Rois et capitaines – anthologie présentée par Stéphanie Nicot 6


Rois et capitaines

Anthologie présentée par Stéphanie Nicot

Mnémos – 352 pages

Je vous avais parlé du lancement de cette anthologie lors des Imaginales 2009 (voir le Volume 2). Stéphanie Nicot conseillait d’ailleurs de lire les nouvelles dans l’ordre présenté. Obéissante, c’est avec délectation que je me suis plongée dans 12 récits héroïques, épiques, sanglants ou poétiques.

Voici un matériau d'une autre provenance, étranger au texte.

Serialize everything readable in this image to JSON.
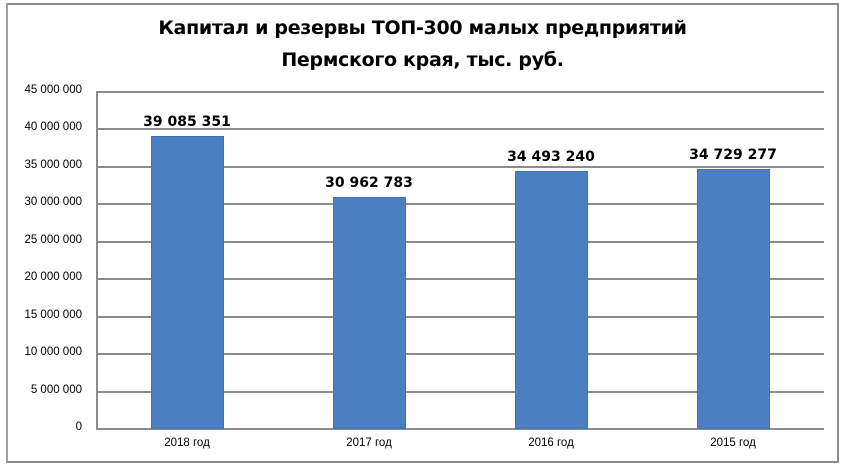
{
  "chart_data": {
    "type": "bar",
    "title": "Капитал и резервы ТОП-300 малых предприятий Пермского края, тыс. руб.",
    "title_lines": [
      "Капитал и резервы ТОП-300 малых предприятий",
      "Пермского края, тыс. руб."
    ],
    "categories": [
      "2018 год",
      "2017 год",
      "2016 год",
      "2015 год"
    ],
    "values": [
      39085351,
      30962783,
      34493240,
      34729277
    ],
    "data_labels": [
      "39 085 351",
      "30 962 783",
      "34 493 240",
      "34 729 277"
    ],
    "xlabel": "",
    "ylabel": "",
    "ylim": [
      0,
      45000000
    ],
    "yticks": [
      0,
      5000000,
      10000000,
      15000000,
      20000000,
      25000000,
      30000000,
      35000000,
      40000000,
      45000000
    ],
    "ytick_labels": [
      "0",
      "5 000 000",
      "10 000 000",
      "15 000 000",
      "20 000 000",
      "25 000 000",
      "30 000 000",
      "35 000 000",
      "40 000 000",
      "45 000 000"
    ],
    "grid": true,
    "legend": null,
    "bar_color": "#4a7fc1"
  }
}
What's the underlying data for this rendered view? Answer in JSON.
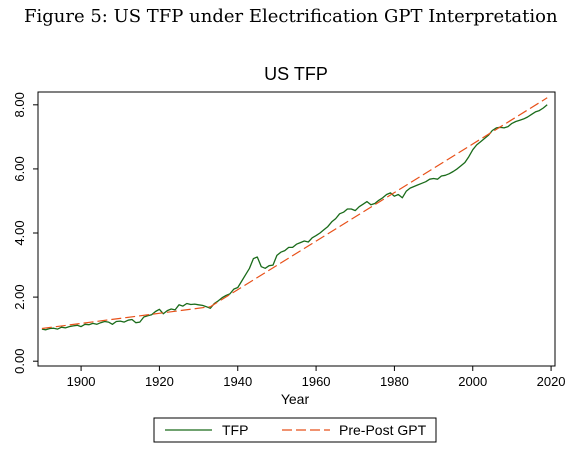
{
  "figure": {
    "caption": "Figure 5: US TFP under Electrification GPT Interpretation"
  },
  "chart_data": {
    "type": "line",
    "title": "US TFP",
    "xlabel": "Year",
    "ylabel": "",
    "xlim": [
      1889,
      2021
    ],
    "ylim": [
      -0.15,
      8.4
    ],
    "xticks": [
      1900,
      1920,
      1940,
      1960,
      1980,
      2000,
      2020
    ],
    "xtick_labels": [
      "1900",
      "1920",
      "1940",
      "1960",
      "1980",
      "2000",
      "2020"
    ],
    "yticks": [
      0,
      2,
      4,
      6,
      8
    ],
    "ytick_labels": [
      "0.00",
      "2.00",
      "4.00",
      "6.00",
      "8.00"
    ],
    "legend_position": "bottom",
    "grid": false,
    "series": [
      {
        "name": "TFP",
        "color": "#1a6b1a",
        "style": "solid",
        "x": [
          1890,
          1891,
          1892,
          1893,
          1894,
          1895,
          1896,
          1897,
          1898,
          1899,
          1900,
          1901,
          1902,
          1903,
          1904,
          1905,
          1906,
          1907,
          1908,
          1909,
          1910,
          1911,
          1912,
          1913,
          1914,
          1915,
          1916,
          1917,
          1918,
          1919,
          1920,
          1921,
          1922,
          1923,
          1924,
          1925,
          1926,
          1927,
          1928,
          1929,
          1930,
          1931,
          1932,
          1933,
          1934,
          1935,
          1936,
          1937,
          1938,
          1939,
          1940,
          1941,
          1942,
          1943,
          1944,
          1945,
          1946,
          1947,
          1948,
          1949,
          1950,
          1951,
          1952,
          1953,
          1954,
          1955,
          1956,
          1957,
          1958,
          1959,
          1960,
          1961,
          1962,
          1963,
          1964,
          1965,
          1966,
          1967,
          1968,
          1969,
          1970,
          1971,
          1972,
          1973,
          1974,
          1975,
          1976,
          1977,
          1978,
          1979,
          1980,
          1981,
          1982,
          1983,
          1984,
          1985,
          1986,
          1987,
          1988,
          1989,
          1990,
          1991,
          1992,
          1993,
          1994,
          1995,
          1996,
          1997,
          1998,
          1999,
          2000,
          2001,
          2002,
          2003,
          2004,
          2005,
          2006,
          2007,
          2008,
          2009,
          2010,
          2011,
          2012,
          2013,
          2014,
          2015,
          2016,
          2017,
          2018,
          2019
        ],
        "y": [
          1.0,
          0.98,
          1.02,
          1.03,
          1.0,
          1.06,
          1.04,
          1.08,
          1.1,
          1.12,
          1.08,
          1.15,
          1.14,
          1.18,
          1.15,
          1.2,
          1.24,
          1.22,
          1.15,
          1.24,
          1.25,
          1.22,
          1.28,
          1.3,
          1.2,
          1.22,
          1.38,
          1.42,
          1.45,
          1.55,
          1.62,
          1.48,
          1.58,
          1.63,
          1.6,
          1.76,
          1.72,
          1.8,
          1.77,
          1.78,
          1.76,
          1.74,
          1.7,
          1.65,
          1.8,
          1.88,
          1.98,
          2.05,
          2.1,
          2.25,
          2.3,
          2.5,
          2.7,
          2.9,
          3.2,
          3.25,
          2.95,
          2.9,
          2.98,
          3.0,
          3.3,
          3.4,
          3.45,
          3.55,
          3.55,
          3.65,
          3.7,
          3.75,
          3.72,
          3.85,
          3.92,
          4.0,
          4.1,
          4.2,
          4.35,
          4.45,
          4.6,
          4.65,
          4.75,
          4.75,
          4.7,
          4.82,
          4.9,
          4.98,
          4.88,
          4.92,
          5.02,
          5.1,
          5.2,
          5.25,
          5.15,
          5.2,
          5.1,
          5.3,
          5.4,
          5.45,
          5.5,
          5.55,
          5.6,
          5.68,
          5.7,
          5.68,
          5.78,
          5.8,
          5.85,
          5.92,
          6.0,
          6.1,
          6.2,
          6.38,
          6.6,
          6.75,
          6.85,
          6.95,
          7.05,
          7.2,
          7.28,
          7.3,
          7.28,
          7.32,
          7.42,
          7.48,
          7.52,
          7.56,
          7.62,
          7.7,
          7.78,
          7.82,
          7.9,
          8.0
        ]
      },
      {
        "name": "Pre-Post GPT",
        "color": "#e8511a",
        "style": "longdash",
        "x": [
          1890,
          1933,
          2019
        ],
        "y": [
          1.02,
          1.7,
          8.22
        ]
      }
    ]
  }
}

Voici le sommaire avec, une fois n’est pas coutume, une note sous forme d’étoiles

  • Jean-Philippe Jaworski, Montefellòne ****
  • Rachel Tanner, La Damoiselle et le roitelet **
  • Claire & Robert Belmas, Dans la main de l’orage *
  • Maïa Mazaurette, Sacre **
  • Lionel Davoust, L’impassible armada ****
  • Catherine Dufour, Le Prince des pucelles ***
  • Thomas Day, La Reine sans nom ***
  • Armand Cabasson, Serpent-Bélier ***
  • Pierre Bordage, Au coeur de l’Aaran ***
  • Johan Heliot, Au plus élevé Trône du monde **
  • Julien d’Hem, Le Crépuscule de l’Ours ***
  • Laurent Kloetzer, L’Orage **

Ce sont les mots de Stéphanie Nicot qui ouvrent le bal. Sa préface, intelligente et bien écrite, présente les nouvelles, sans les déflorer, et le thème tout en les ancrant à la fois dans une tradition littéraire ancienne, celle du conte, et dans notre réalité historique et contemporaine, celle des guerres et des horreurs que l’être humain fait pleuvoir sur ses semblables. En témoignent ces mots : « On fait souvent à la fantasy le reproche de cultiver un goût assez louche de la violence. Comme si la vie réelle des êtres humains, sur notre planète ne l’était pas, empreinte de violence, entre massacres, famines, génocides, fanatisme religieux, horreur économique… » Stéphanie Nicot fait sa profession de foi en reprenant les mots de Stéphane Marsan qui préfaçait, en 1999, l’anthologie Légendaire : « J’aime la fantasy. Je veux dire, je l’aime vraiment. Il me paraît important d’ouvrir sur cette profession de foi : qu’un ouvrage ne tienne pas son origine d’une descente dans les prétendues sous-catégories de la science-fiction, mais d’une évidence subjective, celle de l’émotion littéraire. » Cette préface, enfin, donne envie de découvrir les 12 textes qui compose cette anthologie.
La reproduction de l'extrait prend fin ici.